Tereasa Gail Brainerd (born 1964) is an American astronomer whose interests include galaxy clusters, satellite galaxies, and gravitational lensing. Educated in Canada and the US, she works in the US as a professor of astronomy at Boston University.

==Education and career==
Brainerd is the daughter of psychologist Charles Brainerd and audiologist Susan Haske. She was born in St. Johns, Michigan, in 1964, but moved to Edmonton, Alberta with her family as a child. She became an undergraduate at the University of Alberta, where she earned a bachelor's degree in 1987. She went to Ohio State University for graduate study in astronomy, completing her Ph.D. in 1992. Her dissertation, A Study of Properties of Dark Galaxy Halos in a CDM Universe using N-body Simulations, was supervised by Jens Villumsen.

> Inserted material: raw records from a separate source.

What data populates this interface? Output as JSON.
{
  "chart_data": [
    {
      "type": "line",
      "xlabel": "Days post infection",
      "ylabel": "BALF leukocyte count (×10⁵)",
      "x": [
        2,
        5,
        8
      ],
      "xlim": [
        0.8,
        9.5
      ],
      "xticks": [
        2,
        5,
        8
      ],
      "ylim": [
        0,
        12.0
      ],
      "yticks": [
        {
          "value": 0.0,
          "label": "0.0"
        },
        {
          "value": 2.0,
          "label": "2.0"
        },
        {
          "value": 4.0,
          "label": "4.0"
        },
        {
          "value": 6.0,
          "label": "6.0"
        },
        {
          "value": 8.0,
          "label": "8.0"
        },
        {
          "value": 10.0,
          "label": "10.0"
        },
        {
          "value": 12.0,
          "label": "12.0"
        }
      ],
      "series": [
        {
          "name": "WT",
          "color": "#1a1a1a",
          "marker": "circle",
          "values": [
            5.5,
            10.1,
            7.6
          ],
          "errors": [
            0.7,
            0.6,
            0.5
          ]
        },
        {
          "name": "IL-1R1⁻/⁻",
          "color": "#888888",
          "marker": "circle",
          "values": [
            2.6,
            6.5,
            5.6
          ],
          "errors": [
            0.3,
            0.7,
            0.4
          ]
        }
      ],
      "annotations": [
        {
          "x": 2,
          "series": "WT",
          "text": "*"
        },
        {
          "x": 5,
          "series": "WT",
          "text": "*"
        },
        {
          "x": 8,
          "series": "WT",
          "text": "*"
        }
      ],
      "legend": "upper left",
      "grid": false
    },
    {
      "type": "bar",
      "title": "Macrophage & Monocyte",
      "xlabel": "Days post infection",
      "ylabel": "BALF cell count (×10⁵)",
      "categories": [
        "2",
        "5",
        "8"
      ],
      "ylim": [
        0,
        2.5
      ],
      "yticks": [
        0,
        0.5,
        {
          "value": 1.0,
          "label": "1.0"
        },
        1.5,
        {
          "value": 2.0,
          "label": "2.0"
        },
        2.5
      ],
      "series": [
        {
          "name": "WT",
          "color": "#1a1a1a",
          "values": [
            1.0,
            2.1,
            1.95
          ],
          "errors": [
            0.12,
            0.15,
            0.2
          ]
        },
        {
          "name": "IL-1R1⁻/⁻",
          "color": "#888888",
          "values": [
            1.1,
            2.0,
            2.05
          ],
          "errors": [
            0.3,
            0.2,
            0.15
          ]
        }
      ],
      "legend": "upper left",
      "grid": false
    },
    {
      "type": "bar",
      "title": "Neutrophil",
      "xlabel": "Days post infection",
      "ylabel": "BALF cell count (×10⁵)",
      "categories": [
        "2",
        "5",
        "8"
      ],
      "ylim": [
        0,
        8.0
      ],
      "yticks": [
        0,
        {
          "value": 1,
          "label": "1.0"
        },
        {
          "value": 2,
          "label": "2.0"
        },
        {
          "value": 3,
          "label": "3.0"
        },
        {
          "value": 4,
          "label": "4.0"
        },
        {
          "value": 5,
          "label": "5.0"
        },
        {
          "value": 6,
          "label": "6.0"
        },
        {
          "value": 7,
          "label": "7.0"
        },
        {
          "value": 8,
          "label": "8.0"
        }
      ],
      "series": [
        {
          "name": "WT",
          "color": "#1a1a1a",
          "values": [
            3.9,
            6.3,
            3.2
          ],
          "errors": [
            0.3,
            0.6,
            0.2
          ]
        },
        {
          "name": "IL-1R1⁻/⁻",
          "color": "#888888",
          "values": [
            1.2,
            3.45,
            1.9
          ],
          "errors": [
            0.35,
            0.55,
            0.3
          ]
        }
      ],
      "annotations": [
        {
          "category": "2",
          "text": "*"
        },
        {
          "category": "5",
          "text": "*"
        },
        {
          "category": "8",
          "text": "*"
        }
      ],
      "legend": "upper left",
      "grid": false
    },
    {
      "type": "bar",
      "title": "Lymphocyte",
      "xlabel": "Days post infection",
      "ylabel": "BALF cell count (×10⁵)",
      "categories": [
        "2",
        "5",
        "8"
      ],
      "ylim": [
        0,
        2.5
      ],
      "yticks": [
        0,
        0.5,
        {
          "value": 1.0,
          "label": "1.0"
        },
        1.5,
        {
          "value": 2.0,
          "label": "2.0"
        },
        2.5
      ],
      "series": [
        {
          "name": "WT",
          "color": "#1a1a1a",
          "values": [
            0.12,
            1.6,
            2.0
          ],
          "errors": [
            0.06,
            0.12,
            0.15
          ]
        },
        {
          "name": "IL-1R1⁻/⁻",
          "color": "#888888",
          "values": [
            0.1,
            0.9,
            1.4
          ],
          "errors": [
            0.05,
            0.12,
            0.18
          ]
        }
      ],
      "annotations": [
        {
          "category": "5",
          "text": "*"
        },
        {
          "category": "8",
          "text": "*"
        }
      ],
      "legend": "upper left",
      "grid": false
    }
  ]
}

After postdoctoral research at the California Institute of Technology and Los Alamos National Laboratory, she joined the Boston University astronomy department faculty in 1995. She directed the Institute for Astrophysical Research from 2005 to 2011, and chaired the department from 2011 to 2015 and 2016 to 2018. She was promoted to full professor in 2023.

==Recognition==
In 2023 the American Astronomical Society (AAS) named Brainerd as a Fellow of the AAS, "for pioneering work in the use of weak gravitational lensing to measure the structure of individual galaxies; significant service to the Society in committee roles and on the Board of Trustees; and leading the Institute for Astrophysical Research and the Department of Astronomy at Boston University to a significant expansion in research in observational astronomy".